De meeste van de geïnterviewde vluchtelingen in het grensgebied hebben verschillende pogingen ondernomen om Hongarije binnen te komen – een man beweert dat hij het 50 keer heeft geprobeerd – maar bij elke gelegenheid werden ze door de autoriteiten aangehouden, vaak gewelddadig, en keerde terug naar Servië.

“De Hongaarse politie behandelt ons als dieren. Misschien is de helft van de mensen hier door hen geslagen', zegt Abdullah terwijl hij de fabriek rondkijkt.Veel van de verhalen beginnen op dezelfde manier. Na het oversteken van de grens worden de asielzoekers tegengehouden door in het zwart geklede en met gezichtsmaskers gehulde politieagenten met wapenstok.

Soms nemen ze de vluchtelingen gewoon mee terug naar de Servische grens, en soms - zoals in het geval van Adel - slaan ze ze brutaal en stelen of vernielen ze hun bezittingen.

Sommige van de tegenslagen en het bijbehorende geweld zijn zorgvuldig gedocumenteerd door het Border Violence Monitoring Network, een groep NGO's die actief is op de Balkan.

Een frequente medewerker is András Léderer, het hoofd van de belangenbehartiging van het Hongaarse Helsinki-comité (HHC), een mensenrechtenorganisatie die gratis juridische bijstand biedt aan vluchtelingen in Hongarije.

“Hoofdletsel, gebroken ledematen, gebroken handen, het gebruik van wapenstokken, het gebruik van honden. Ze zijn allemaal vrij alledaags tijdens deze pushbacks', vertelde Léderer in 2021 aan InfoMigrants, een nieuws- en informatiesite voor migranten.

De Hongaarse politie betwist deze accounts en beweert dat het de asielzoekers zelf zijn die gewelddadig zijn.

“Illegale migranten worden steeds gewelddadiger en vastbesloten om Hongarije binnen te komen. De laatste tijd hebben ze bij verschillende gelegenheden politieagenten en soldaten aangevallen', schreef een woordvoerder van de Hongaarse National Police Headquarters Communication Service in een e-mail aan .
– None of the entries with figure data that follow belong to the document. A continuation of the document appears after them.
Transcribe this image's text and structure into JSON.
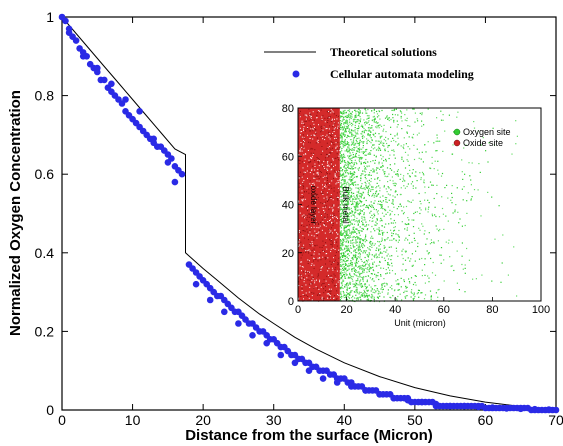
{
  "chart_data": [
    {
      "type": "scatter",
      "title": "",
      "xlabel": "Distance from the surface (Micron)",
      "ylabel": "Normalized Oxygen Concentration",
      "xlim": [
        0,
        70
      ],
      "ylim": [
        0,
        1
      ],
      "xticks": [
        "0",
        "10",
        "20",
        "30",
        "40",
        "50",
        "60",
        "70"
      ],
      "yticks": [
        "0",
        "0.2",
        "0.4",
        "0.6",
        "0.8",
        "1"
      ],
      "grid": false,
      "legend_position": "top-right",
      "series": [
        {
          "name": "Theoretical solutions",
          "kind": "line",
          "color": "#000000",
          "x": [
            0,
            2,
            4,
            6,
            8,
            10,
            12,
            14,
            16,
            17.5,
            17.5,
            20,
            22,
            25,
            28,
            30,
            33,
            36,
            40,
            45,
            50,
            55,
            60,
            65,
            70
          ],
          "y": [
            1.0,
            0.958,
            0.916,
            0.874,
            0.832,
            0.79,
            0.748,
            0.706,
            0.664,
            0.65,
            0.4,
            0.36,
            0.33,
            0.285,
            0.244,
            0.22,
            0.185,
            0.155,
            0.12,
            0.085,
            0.057,
            0.036,
            0.02,
            0.009,
            0.0
          ]
        },
        {
          "name": "Cellular automata modeling",
          "kind": "scatter",
          "color": "#2a2ae6",
          "x": [
            0,
            0.5,
            1,
            1.5,
            2,
            2.5,
            3,
            3.5,
            4,
            4.5,
            5,
            5.5,
            6,
            6.5,
            7,
            7.5,
            8,
            8.5,
            9,
            9.5,
            10,
            10.5,
            11,
            11.5,
            12,
            12.5,
            13,
            13.5,
            14,
            14.5,
            15,
            15.5,
            16,
            16.5,
            17,
            18,
            18.5,
            19,
            19.5,
            20,
            20.5,
            21,
            21.5,
            22,
            22.5,
            23,
            23.5,
            24,
            24.5,
            25,
            25.5,
            26,
            26.5,
            27,
            27.5,
            28,
            28.5,
            29,
            29.5,
            30,
            30.5,
            31,
            31.5,
            32,
            32.5,
            33,
            33.5,
            34,
            34.5,
            35,
            35.5,
            36,
            36.5,
            37,
            37.5,
            38,
            38.5,
            39,
            39.5,
            40,
            40.5,
            41,
            41.5,
            42,
            42.5,
            43,
            43.5,
            44,
            44.5,
            45,
            45.5,
            46,
            46.5,
            47,
            47.5,
            48,
            48.5,
            49,
            49.5,
            50,
            50.5,
            51,
            51.5,
            52,
            52.5,
            53,
            53.5,
            54,
            54.5,
            55,
            55.5,
            56,
            56.5,
            57,
            57.5,
            58,
            58.5,
            59,
            59.5,
            60,
            60.5,
            61,
            61.5,
            62,
            62.5,
            63,
            63.5,
            64,
            64.5,
            65,
            65.5,
            66,
            66.5,
            67,
            67.5,
            68,
            68.5,
            69,
            69.5,
            70,
            1,
            3,
            5,
            7,
            9,
            11,
            13,
            15,
            16,
            19,
            21,
            23,
            25,
            27,
            29,
            31,
            33,
            35,
            37,
            39,
            41,
            43,
            45,
            47,
            49,
            51,
            53,
            55,
            57,
            59,
            61,
            63,
            65,
            67,
            69
          ],
          "y": [
            1.0,
            0.99,
            0.97,
            0.95,
            0.94,
            0.92,
            0.9,
            0.9,
            0.88,
            0.87,
            0.86,
            0.84,
            0.84,
            0.82,
            0.81,
            0.8,
            0.79,
            0.78,
            0.76,
            0.75,
            0.74,
            0.73,
            0.72,
            0.71,
            0.7,
            0.69,
            0.69,
            0.67,
            0.67,
            0.66,
            0.65,
            0.64,
            0.62,
            0.61,
            0.6,
            0.37,
            0.36,
            0.35,
            0.34,
            0.33,
            0.32,
            0.31,
            0.3,
            0.29,
            0.29,
            0.28,
            0.27,
            0.26,
            0.25,
            0.25,
            0.24,
            0.23,
            0.22,
            0.22,
            0.21,
            0.2,
            0.2,
            0.19,
            0.18,
            0.18,
            0.17,
            0.16,
            0.16,
            0.15,
            0.14,
            0.14,
            0.13,
            0.13,
            0.12,
            0.12,
            0.11,
            0.11,
            0.1,
            0.1,
            0.1,
            0.09,
            0.09,
            0.08,
            0.08,
            0.08,
            0.07,
            0.07,
            0.06,
            0.06,
            0.06,
            0.05,
            0.05,
            0.05,
            0.05,
            0.04,
            0.04,
            0.04,
            0.04,
            0.03,
            0.03,
            0.03,
            0.03,
            0.03,
            0.02,
            0.02,
            0.02,
            0.02,
            0.02,
            0.02,
            0.02,
            0.01,
            0.01,
            0.01,
            0.01,
            0.01,
            0.01,
            0.01,
            0.01,
            0.01,
            0.01,
            0.01,
            0.01,
            0.01,
            0.01,
            0.005,
            0.005,
            0.005,
            0.005,
            0.005,
            0.005,
            0.005,
            0.005,
            0.005,
            0.005,
            0.005,
            0.005,
            0.005,
            0.0,
            0.0,
            0.0,
            0.0,
            0.0,
            0.0,
            0.0,
            0.0,
            0.96,
            0.91,
            0.87,
            0.83,
            0.79,
            0.76,
            0.68,
            0.63,
            0.58,
            0.32,
            0.28,
            0.25,
            0.22,
            0.19,
            0.17,
            0.14,
            0.12,
            0.1,
            0.08,
            0.07,
            0.06,
            0.05,
            0.04,
            0.03,
            0.025,
            0.02,
            0.015,
            0.01,
            0.01,
            0.008,
            0.006,
            0.004,
            0.003,
            0.002,
            0.001
          ]
        }
      ]
    },
    {
      "type": "scatter",
      "title": "",
      "xlabel": "Unit (micron)",
      "ylabel": "",
      "xlim": [
        0,
        100
      ],
      "ylim": [
        0,
        80
      ],
      "xticks": [
        "0",
        "20",
        "40",
        "60",
        "80",
        "100"
      ],
      "yticks": [
        "0",
        "20",
        "40",
        "60",
        "80"
      ],
      "legend_position": "top-right",
      "annotations": [
        "oxide layer",
        "Bulk metal"
      ],
      "oxide_boundary_x": 17,
      "series": [
        {
          "name": "Oxygen site",
          "color": "#33cc33"
        },
        {
          "name": "Oxide site",
          "color": "#cc2222"
        }
      ]
    }
  ]
}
“De politie verwerpt resoluut alle ongegronde beweringen dat politieagenten met dienst illegale migranten aanvallen”, zei hij.
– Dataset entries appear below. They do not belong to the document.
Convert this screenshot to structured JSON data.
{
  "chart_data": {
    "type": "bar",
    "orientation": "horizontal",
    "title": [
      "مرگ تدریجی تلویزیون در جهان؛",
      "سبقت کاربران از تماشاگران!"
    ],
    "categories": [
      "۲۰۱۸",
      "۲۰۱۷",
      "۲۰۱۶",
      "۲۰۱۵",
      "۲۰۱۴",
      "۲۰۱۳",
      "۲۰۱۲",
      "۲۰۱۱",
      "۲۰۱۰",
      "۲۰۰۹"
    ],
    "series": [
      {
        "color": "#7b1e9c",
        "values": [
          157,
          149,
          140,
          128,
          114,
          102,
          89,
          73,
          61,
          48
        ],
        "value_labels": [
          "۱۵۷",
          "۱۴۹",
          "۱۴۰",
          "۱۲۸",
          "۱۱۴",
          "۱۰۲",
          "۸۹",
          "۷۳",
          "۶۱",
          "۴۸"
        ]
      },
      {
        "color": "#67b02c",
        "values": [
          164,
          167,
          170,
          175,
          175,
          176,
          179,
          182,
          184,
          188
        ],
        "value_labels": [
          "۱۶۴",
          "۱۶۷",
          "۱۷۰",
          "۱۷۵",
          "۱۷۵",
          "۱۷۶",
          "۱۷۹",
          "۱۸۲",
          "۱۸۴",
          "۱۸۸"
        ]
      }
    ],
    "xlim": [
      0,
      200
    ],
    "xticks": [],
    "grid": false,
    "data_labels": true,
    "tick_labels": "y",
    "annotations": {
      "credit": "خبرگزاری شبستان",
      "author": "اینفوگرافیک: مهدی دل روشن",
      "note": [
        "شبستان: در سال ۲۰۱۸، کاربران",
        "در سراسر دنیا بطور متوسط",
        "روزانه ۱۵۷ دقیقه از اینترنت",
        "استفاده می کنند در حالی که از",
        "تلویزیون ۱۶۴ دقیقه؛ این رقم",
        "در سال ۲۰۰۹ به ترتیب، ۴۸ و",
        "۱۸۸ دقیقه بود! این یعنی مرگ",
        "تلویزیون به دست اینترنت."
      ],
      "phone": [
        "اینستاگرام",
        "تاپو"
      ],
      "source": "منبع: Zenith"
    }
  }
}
"Politiemaatregelen worden uitgevoerd in overeenstemming met de beginselen van legaliteit, professionaliteit en evenredigheid, door speciale aandacht te besteden aan een humane benadering van illegale immigranten die hun menselijke waardigheid respecteert", zei hij.

Gewelddadige pushback

Een slachtoffer van een gewelddadige Hongaarse pushback is Mohamed, een 20-jarige uit Afghanistan, wiens hand bedekt is met verband.
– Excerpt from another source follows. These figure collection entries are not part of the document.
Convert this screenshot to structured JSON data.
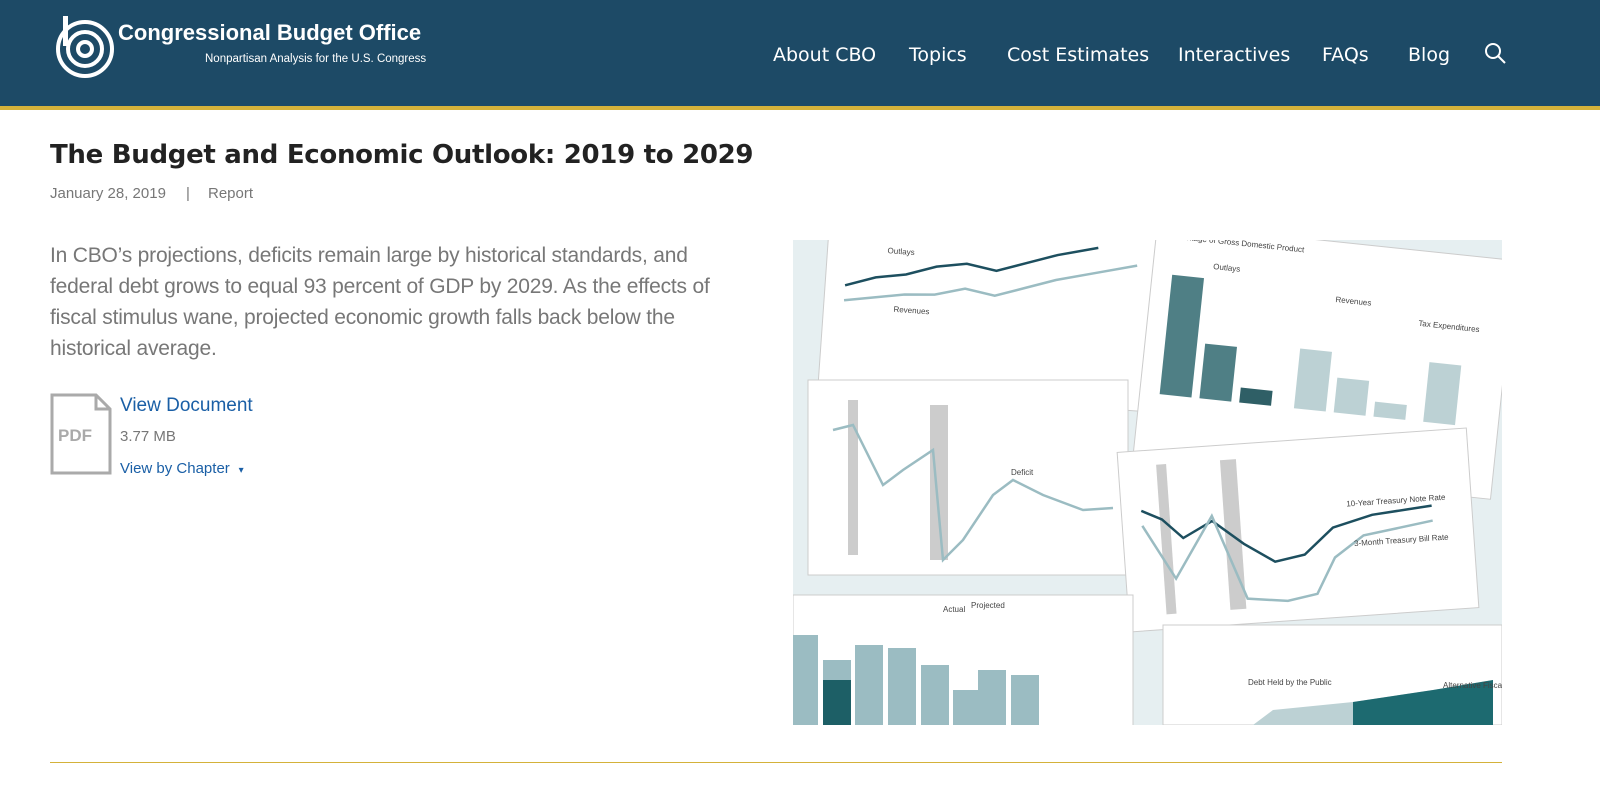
{
  "header": {
    "title": "Congressional Budget Office",
    "subtitle": "Nonpartisan Analysis for the U.S. Congress",
    "nav": [
      "About CBO",
      "Topics",
      "Cost Estimates",
      "Interactives",
      "FAQs",
      "Blog"
    ]
  },
  "article": {
    "title": "The Budget and Economic Outlook: 2019 to 2029",
    "date": "January 28, 2019",
    "separator": "|",
    "type": "Report",
    "summary": "In CBO’s projections, deficits remain large by historical standards, and federal debt grows to equal 93 percent of GDP by 2029. As the effects of fiscal stimulus wane, projected economic growth falls back below the historical average.",
    "document": {
      "icon_label": "PDF",
      "link": "View Document",
      "size": "3.77 MB",
      "chapters": "View by Chapter"
    }
  },
  "collage": {
    "labels": [
      "Outlays",
      "Revenues",
      "Percentage of Gross Domestic Product",
      "Outlays",
      "Revenues",
      "Tax Expenditures",
      "Deficit",
      "10-Year Treasury Note Rate",
      "3-Month Treasury Bill Rate",
      "Debt Held by the Public",
      "Alternative Fiscal Scenario",
      "Actual",
      "Projected"
    ]
  }
}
Hij werd in december aangehouden door vier politieagenten, dertig minuten na het oversteken van de grens.

"Ze lieten ons op de grond liggen", zegt hij. "Ze hebben ons geschopt en geslagen. Ze lachten toen ze ons sloegen. We huilden en zij lachten. Ze probeerden me met hun wapenstokken op mijn hoofd te slaan, maar ik hield mijn hand op om mijn gezicht te beschermen.”

Op 17 december 2020, ongeveer een jaar voor het pak slaag van Mohamed, oordeelde het hoogste gerechtshof van de Europese Unie, het Europese Hof van Justitie, dat het terugdringen van vluchtelingen door Hongarije naar Servië in strijd is met het EU-recht.

Hoewel het vonnis juridisch bindend is, zegt Léderer dat de regering het heeft genegeerd.

“Ondanks de uitspraken … dat de goed gedocumenteerde, vaak gewelddadige push-backs onwettig zijn, zijn er geen aanwijzingen dat de Hongaarse regering of haar autoriteiten deze uitspraken zouden uitvoeren”, vertelde hij.

Volgens statistieken die de Hongaarse politie op haar website publiceert, is het aantal pushbacks in het jaar sinds de EU-uitspraak bijna verdrievoudigd.

'Ik ben geen crimineel'

Mohammad, een Tunesische man van middelbare leeftijd, zit naast Adel voor de geneeskundestudent, zijn krukken op de grond rustend.

Hij werd naar Tunesië gedeporteerd na jaren in Italië te hebben doorgebracht en heeft daar nog steeds een zoon, die hij sinds 2014 niet meer heeft gezien.

"Dat is alles wat ik wil", zegt hij. 'Om mijn zoon te zien. Ik vecht voor hem."

"De politie heeft me vorige maand met hun auto overreden", legt hij uit.

“Ik vroeg hen om een ​​ambulance, maar ze weigerden. Ik begrijp het als ze me willen tegenhouden, maar waarom moesten ze mijn been breken? Ik ben geen crimineel."